- The High Court ruled that social grants do not count as “income” when deciding whether a farm resident qualifies for protection under ESTA.
- Judge Mahon found that Masete, who survived solely on social assistance, was legally unemployed and her income fell below the prescribed threshold.
- Because she did not earn an income, the eviction was brought under the wrong law and was dismissed with costs.
What does it mean to “earn” a living? Can survival funded by the state ever be compared to income generated through work?
In Johannesburg on 24 November 2025, the High Court addressed these questions in the case of Selina Masete, a woman who has lived on Portion 78 of the Farm Doornspruit near Krugersdorp for more than four decades. Acting Judge D Mahon ruled that she could not be evicted because she did not earn an income under the law, surviving entirely on social grants.
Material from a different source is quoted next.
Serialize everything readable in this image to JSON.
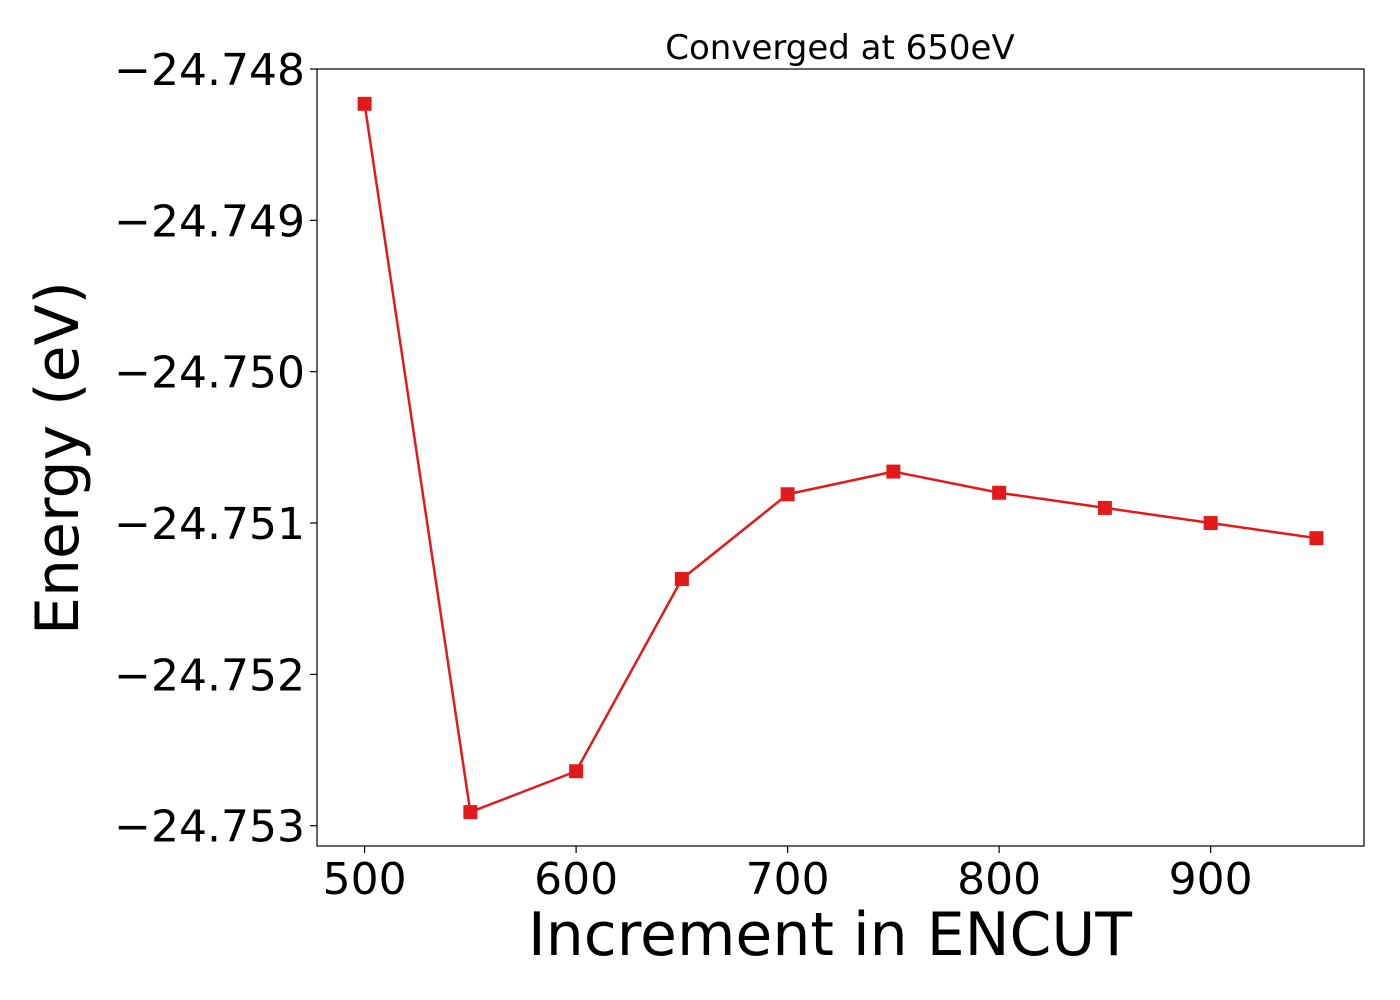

The eviction application had been brought by property owners Rudolph Johannes du Toit and Plumari Ranch Hekpoort (Pty) Ltd under the Prevention of Illegal Eviction from and Unlawful Occupation of Land Act (PIE).
Masete opposed the eviction, arguing that her rights were protected by the Extension of Security of Tenure Act (ESTA). ESTA safeguards long-term farm residents and requires specific legal procedures before eviction can happen.
Survival is not earnings
The main dispute in the case revolved around the meaning of “income” under ESTA. To qualify as an “occupier”, a person’s income must not exceed R13 625 per month. Masete stated in her affidavit that she was unemployed and relied solely on social grants. She confirmed this in affidavits from her adult children, which showed that the household had no other income.
The property owners challenged this, claiming that she should have provided bank statements or other proof from the South African Social Security Agency. But Judge Mahon was clear. “There is nothing inherently implausible in the respondent’s assertion that she is unemployed and dependent on social grants. No suggestion is made of any employment, informal or otherwise,” the judge said.
The High Court then addressed the important legal question of whether social grants could ever be considered “income”. Judge Mahon wrote, “The regulation contains no reference to transfers, subsidies or benefits that arise as a matter of statutory entitlement or social protection. In substance and legal character, a social grant is a statutory entitlement, not an ‘earning’.”
He emphasised that a wage comes from work, while grants exist to support those in vulnerable positions. “They are not remuneration, compensation or consideration for labour rendered. They are a form of non-contributory income support, provided on the basis of vulnerability, age, disability or foster-care responsibilities.”
Even if counted, grants fall short
Judge Mahon considered the hypothetical argument that social grants could be counted as income. He found that even the maximum combination of grants, a grant for adults plus all allowable child-related grants and care-dependency supplements, would still be below the statutory threshold.
“The statutory architecture makes it impossible for a person to exceed the ESTA income threshold solely through grants,” the High Court held.
ESTA governs, PIE does not
Because Masete did not earn income above the threshold, she qualified as an ESTA “occupier”. This had an immediate effect on jurisdiction, as eviction proceedings under PIE in the High Court could not continue. Judge Mahon stated, “This court’s jurisdiction is accordingly ousted. The present proceedings cannot be sustained.”
The property owners had failed to invoke ESTA, did not terminate her residency in accordance with Section 8 of the Act, and did not follow the required legal notice procedures. The eviction application collapsed entirely on these grounds.
The High Court ordered the applicants to pay Masete’s legal costs on scale B. Judge Mahon explained, “Although the applicants appear to have acted under a misapprehension regarding the applicability of PIE, the respondent has nonetheless been put to the expense of opposing proceedings that ought not to have been brought in this forum. Fairness, therefore, dictates that the applicants bear the costs.”